Autre argument du cofondateur de Génération d'idées (duquel Mélanie Joly faisait également partie): le PQ est le seul parti capable de déloger les libéraux, qui, depuis des années, enlisent le Québec dans une culture de mensonges, d'austérité et de corruption, selon le jeune homme. «J'ai constaté que sous les libéraux, le non-partisan (comme Les Orphelins politiques) n'a presque pas d'impact. C'est toujours important une société civile forte, mais sous les libéraux, avec une mentalité top-down, le pouvoir d'action citoyen est limité, alors qu'avec un pouvoir péquiste, il y aura une action politique plus forte de la part de la société civile.»

Cinq propositions pour changer le Québec

Loin de débats houleux que mènent les autres candidats à la chefferie, notamment sur les questions d'immigration et de souveraineté, M. St-Pierre Plamondon propose de grands axes de travail pour redorer le blason du PQ. Lutter activement contre le profilage racial au Québec; mettre fin à la discrimination à l’emploi; rendre la francisation obligatoire pour tous les immigrant-es et revaloriser l'identité québécoise ; ouvrir les portes du Parti Québécois aux personnes racisées ou de confession religieuse autre que catholique, et mettre en application le principe de la neutralité religieuse de l’État.

M. St-Pierre Plamondon prône donc à la fois un projet de société (souverainiste) inclusif, tout en exigeant de l'État qu'il soit laïc.

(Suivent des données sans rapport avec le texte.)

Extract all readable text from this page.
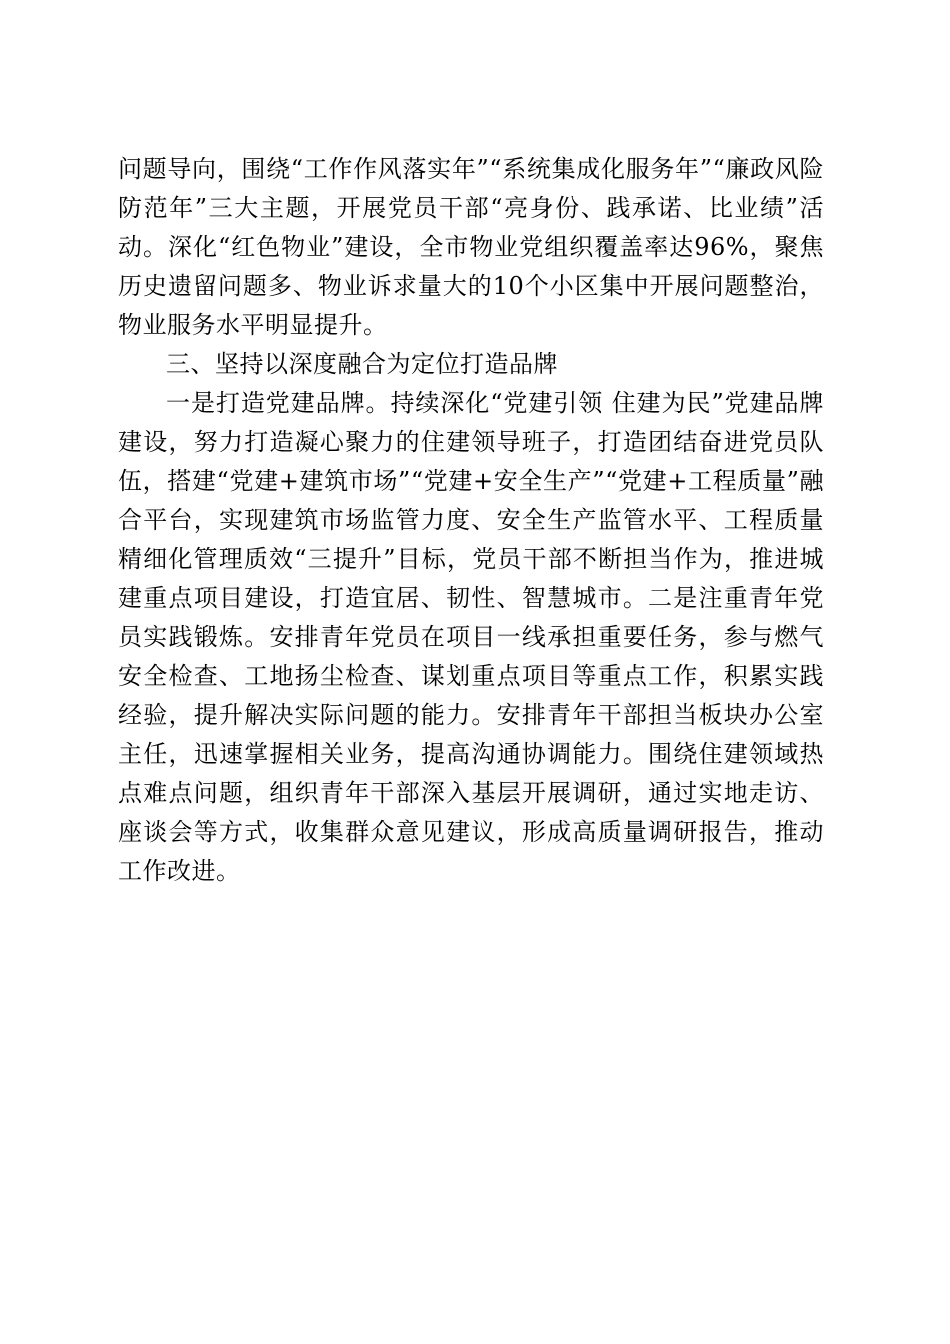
问题导向，围绕“工作作风落实年”“系统集成化服务年”“廉政风险防范年”三大主题，开展党员干部“亮身份、践承诺、比业绩”活动。深化“红色物业”建设，全市物业党组织覆盖率达96%，聚焦历史遗留问题多、物业诉求量大的10个小区集中开展问题整治，物业服务水平明显提升。

三、坚持以深度融合为定位打造品牌

一是打造党建品牌。持续深化“党建引领 住建为民”党建品牌建设，努力打造凝心聚力的住建领导班子，打造团结奋进党员队伍，搭建“党建+建筑市场”“党建+安全生产”“党建+工程质量”融合平台，实现建筑市场监管力度、安全生产监管水平、工程质量精细化管理质效“三提升”目标，党员干部不断担当作为，推进城建重点项目建设，打造宜居、韧性、智慧城市。二是注重青年党员实践锻炼。安排青年党员在项目一线承担重要任务，参与燃气安全检查、工地扬尘检查、谋划重点项目等重点工作，积累实践经验，提升解决实际问题的能力。安排青年干部担当板块办公室主任，迅速掌握相关业务，提高沟通协调能力。围绕住建领域热点难点问题，组织青年干部深入基层开展调研，通过实地走访、座谈会等方式，收集群众意见建议，形成高质量调研报告，推动工作改进。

Ambitieux projet donc, que le jeune politicien croit tout de même possible. «Le PQ, dans la composition de ses membres, ne s'est pas adapté aux changements démocratiques. Mon slogan implique qu'il faut faire un projet inclusif au lieu de toujours réduire. Aucun projet de société ne pourra fonctionner comme ça.»

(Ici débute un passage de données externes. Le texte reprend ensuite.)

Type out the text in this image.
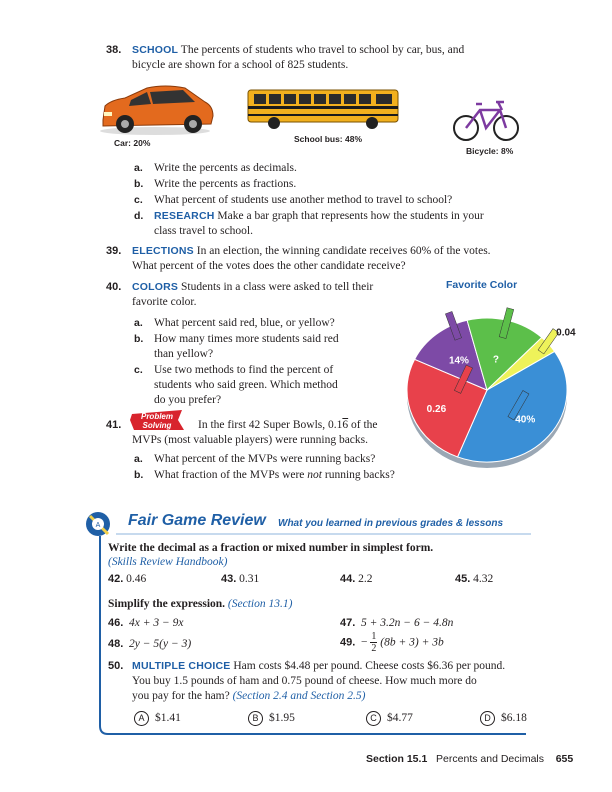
38. SCHOOL The percents of students who travel to school by car, bus, and
bicycle are shown for a school of 825 students.
Car: 20%	School bus: 48%
Bicycle: 8%
a. Write the percents as decimals.
b. Write the percents as fractions.
c. What percent of students use another method to travel to school?
d. RESEARCH Make a bar graph that represents how the students in your
class travel to school.
39. ELECTIONS In an election, the winning candidate receives 60% of the votes.
What percent of the votes does the other candidate receive?
40. COLORS Students in a class were asked to tell their
favorite color.
a. What percent said red, blue, or yellow?
b. How many times more students said red
than yellow?
c. Use two methods to find the percent of
students who said green. Which method
do you prefer?
Favorite Color
40%
0.26
14% ?
0.04
41.
Problem
Solving In the first 42 Super Bowls, 0.16 of the
MVPs (most valuable players) were running backs.
a. What percent of the MVPs were running backs?
b. What fraction of the MVPs were not running backs?
A Fair Game Review What you learned in previous grades & lessons
Write the decimal as a fraction or mixed number in simplest form.
(Skills Review Handbook)
42. 0.46	43. 0.31	44. 2.2	45. 4.32
Simplify the expression. (Section 13.1)
46. 4x + 3 − 9x	47. 5 + 3.2n − 6 − 4.8n
48. 2y − 5(y − 3)	49. − $\frac{1}{2} (8b + 3) + 3b$
50. MULTIPLE CHOICE Ham costs $4.48 per pound. Cheese costs $6.36 per pound.
You buy 1.5 pounds of ham and 0.75 pound of cheese. How much more do
you pay for the ham? (Section 2.4 and Section 2.5)
A $1.41	B $1.95	C $4.77	D $6.18
Section 15.1 Percents and Decimals 655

«Le PQ, dans la composition de ses membres, ne s'est pas adapté aux changements démocratiques. Mon slogan implique qu'il faut faire un projet inclusif au lieu de toujours réduire.

Bon dernier dans les sondages (moins de 5% des intentions de vote), St-Pierre Plamondon affirme «qu'il faut que les gens recommencent à aimer leur PQ, et ne vote pas seulement de façon stratégique, mais aussi avec coeur. Et il faut que les jeunes reprennent leur carte du parti. C'est la première étape.»

Si Paul St-Pierre Plamondon perd son pari le 7 octobre prochain, ce qui semble fort probable, l'orphelin qui a trouvé sa famille dit vouloir continuer à s'impliquer au sein du PQ et se présenter comme candidat en 2018. «J'ai toujours pensé me présenter en politique. J'avais même pensé me présenter comme indépendant, mais le départ de PKP et ma volonté d'écarter les libéraux du pouvoir m'ont convaincu de me présenter avec le PQ», confie-t-il.

Quant aux Orphelins politiques, difficile de savoir ce qu'il en est, mais le nouveau politicien a définitivement passé le flambeau. «Je souhaite aux Orphelins qu'ils continuent de faire ce qu'ils font. Certains m'ont suivi, d'autres non, parce qu'ils ne voulaient pas aller au PQ. Mais personnellement, je trouve irresponsable de ne pas chercher activement des solutions à l'impasse démocratique de notre société qui remet toujours au pouvoir les libéraux.»